The Emperor Jones (1933) PAUL ROBESON
1h 12m
The Emperor Jones, a 1933 American pre-Code film adaptation of the Eugene O'Neill play of the same title, was made outside of the Hollywood studio system, financed with private money from neophyte wealthy producers, and directed by iconoclast Dudley Murphy. He cast Paul Robeson in his first film role, Dudley Digges, Frank H. Wilson, and Fredi Washington. The screenplay was written by DuBose Heyward and filmed at Kaufman Astoria Studios with the beach scene shot at Jones beach Long Beach, New York. Robeson starred in the O'Neill play on stage, both in the United States and England, a role that had helped launch his career.

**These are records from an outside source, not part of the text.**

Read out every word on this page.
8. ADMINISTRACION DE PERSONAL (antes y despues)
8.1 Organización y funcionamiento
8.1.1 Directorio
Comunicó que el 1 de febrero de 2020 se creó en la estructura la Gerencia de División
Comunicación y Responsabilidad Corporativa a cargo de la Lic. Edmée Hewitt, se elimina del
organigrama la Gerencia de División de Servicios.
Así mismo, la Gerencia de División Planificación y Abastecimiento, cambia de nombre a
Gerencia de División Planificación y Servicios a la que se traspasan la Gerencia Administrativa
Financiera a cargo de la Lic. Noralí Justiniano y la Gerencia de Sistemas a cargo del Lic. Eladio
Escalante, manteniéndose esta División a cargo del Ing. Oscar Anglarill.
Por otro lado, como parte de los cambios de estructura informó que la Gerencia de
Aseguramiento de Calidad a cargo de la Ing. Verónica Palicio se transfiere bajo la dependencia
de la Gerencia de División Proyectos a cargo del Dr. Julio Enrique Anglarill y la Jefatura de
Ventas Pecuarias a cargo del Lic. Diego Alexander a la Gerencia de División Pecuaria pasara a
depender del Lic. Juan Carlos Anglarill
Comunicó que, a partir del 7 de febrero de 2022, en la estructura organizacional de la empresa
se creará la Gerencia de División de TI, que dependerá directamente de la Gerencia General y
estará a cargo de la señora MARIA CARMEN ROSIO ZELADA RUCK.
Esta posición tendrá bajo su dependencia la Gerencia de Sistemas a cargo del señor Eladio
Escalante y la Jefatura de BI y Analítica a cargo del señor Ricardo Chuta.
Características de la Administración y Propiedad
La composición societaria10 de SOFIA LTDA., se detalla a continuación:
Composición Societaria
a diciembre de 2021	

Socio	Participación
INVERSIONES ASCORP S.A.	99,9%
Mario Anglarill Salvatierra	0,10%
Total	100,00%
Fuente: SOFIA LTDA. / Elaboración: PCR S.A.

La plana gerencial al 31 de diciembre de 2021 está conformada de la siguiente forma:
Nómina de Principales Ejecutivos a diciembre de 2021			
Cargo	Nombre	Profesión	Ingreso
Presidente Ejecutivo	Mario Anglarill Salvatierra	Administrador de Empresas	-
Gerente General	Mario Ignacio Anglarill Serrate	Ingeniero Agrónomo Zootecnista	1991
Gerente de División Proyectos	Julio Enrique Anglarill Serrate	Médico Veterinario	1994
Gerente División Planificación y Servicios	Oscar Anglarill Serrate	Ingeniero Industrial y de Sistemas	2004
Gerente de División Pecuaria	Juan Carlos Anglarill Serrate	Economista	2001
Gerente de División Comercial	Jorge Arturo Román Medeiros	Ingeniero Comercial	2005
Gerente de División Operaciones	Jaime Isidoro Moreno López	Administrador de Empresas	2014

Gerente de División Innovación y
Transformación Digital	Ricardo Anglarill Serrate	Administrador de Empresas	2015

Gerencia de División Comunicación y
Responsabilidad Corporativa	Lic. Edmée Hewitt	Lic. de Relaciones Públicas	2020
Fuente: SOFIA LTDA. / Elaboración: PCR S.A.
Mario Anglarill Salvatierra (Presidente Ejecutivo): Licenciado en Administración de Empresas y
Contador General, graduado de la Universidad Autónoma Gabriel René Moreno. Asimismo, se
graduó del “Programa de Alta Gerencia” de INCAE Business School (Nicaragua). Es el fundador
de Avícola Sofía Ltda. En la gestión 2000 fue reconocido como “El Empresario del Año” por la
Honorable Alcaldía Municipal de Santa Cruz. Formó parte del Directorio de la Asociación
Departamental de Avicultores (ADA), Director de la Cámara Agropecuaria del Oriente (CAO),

In 1933, the film was released with a black actor's name getting top billing over a white actor for the first time, and an integrated cast into an America in which the Scottsboro boys were still being held for trial. The film opened to excellent, often glowing reviews in the trade, mainstream and African-American press - for Paul Robeson's powerful performance and often noting Murphy's visual innovations. Theaters in Times Square and Harlem were immediately sold-out. But releasing the film in the rest of the country was problematic. It remained controversial for its use of "nigger" even among liberal, northern, African American audiences - who nonetheless flocked to see it - and when distributed elsewhere, particularly in the South, the response was virulent: more than forty lynchings erupted in its opening week across the South where it wasn't showing yet. United Artists distributed the film and yanked it out of the midtown New York theater for a routine Wallace Beery comedy, after only two weeks. Elsewhere, post-production cuts were made taking out offending language wherever it occurred.